Part of her campaign is that she is the more electable candidate, when the polls show that Obama compares better with McCain than she does. Is she trying to render him unelectable so that she will be the default candidate. To the degree that this approach has credence with people, it certainly promotes McCain’s candidacy. McCain apparently need not campaign at all while Clinton is contending with Obama for the Democratic nomination. This is surely beyond the line of legitimacy in campaigning for a party’s nomination.
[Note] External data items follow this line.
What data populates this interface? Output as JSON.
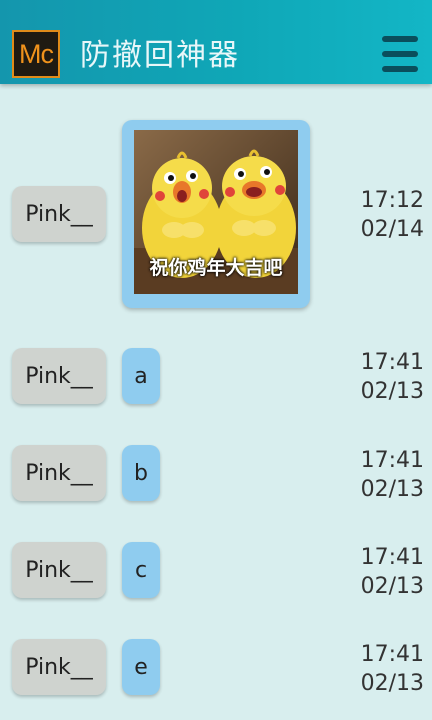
{
  "header": {
    "logo_text": "Mc",
    "title": "防撤回神器"
  },
  "messages": [
    {
      "sender": "Pink__",
      "type": "image",
      "caption": "祝你鸡年大吉吧",
      "time": "17:12",
      "date": "02/14"
    },
    {
      "sender": "Pink__",
      "type": "text",
      "text": "a",
      "time": "17:41",
      "date": "02/13"
    },
    {
      "sender": "Pink__",
      "type": "text",
      "text": "b",
      "time": "17:41",
      "date": "02/13"
    },
    {
      "sender": "Pink__",
      "type": "text",
      "text": "c",
      "time": "17:41",
      "date": "02/13"
    },
    {
      "sender": "Pink__",
      "type": "text",
      "text": "e",
      "time": "17:41",
      "date": "02/13"
    }
  ],
  "colors": {
    "header": "#0fa7b7",
    "background": "#d8eeee",
    "bubble": "#8fccef",
    "sender_chip": "#cfd3cf",
    "logo_accent": "#f0921c"
  },
  "icons": {
    "logo": "mc-logo-icon",
    "menu": "hamburger-menu-icon"
  }
}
This situation is reminiscent of the 1972 primary groundswell for McGovern. The party establishment fought him every step of the way. They tried to change the delegate rules, that time for California, not Florida and Michigan. He was so much castigated by the party elite that a Democrats for Nixon branch evolved. With a tattered party behind him McGovern, a truly great man, lost in a landslide to Nixon whose dirty tricks were exposed after his election (most notably the Watergate breakin), leading to Nixon’s resignation.
It was ten years after this that the Democratic primary system was revamped to include the huge number of super-delegates we now talk about. The main reason for this, as I understand it, was to avoid destructive primaries, such as the party experienced in 1972 and 1980. Ironically, it seems to be Clinton’s hope of winning the super-delegates that has inspired the mudslinging that the appointment of super-delegates was supposed to avoid.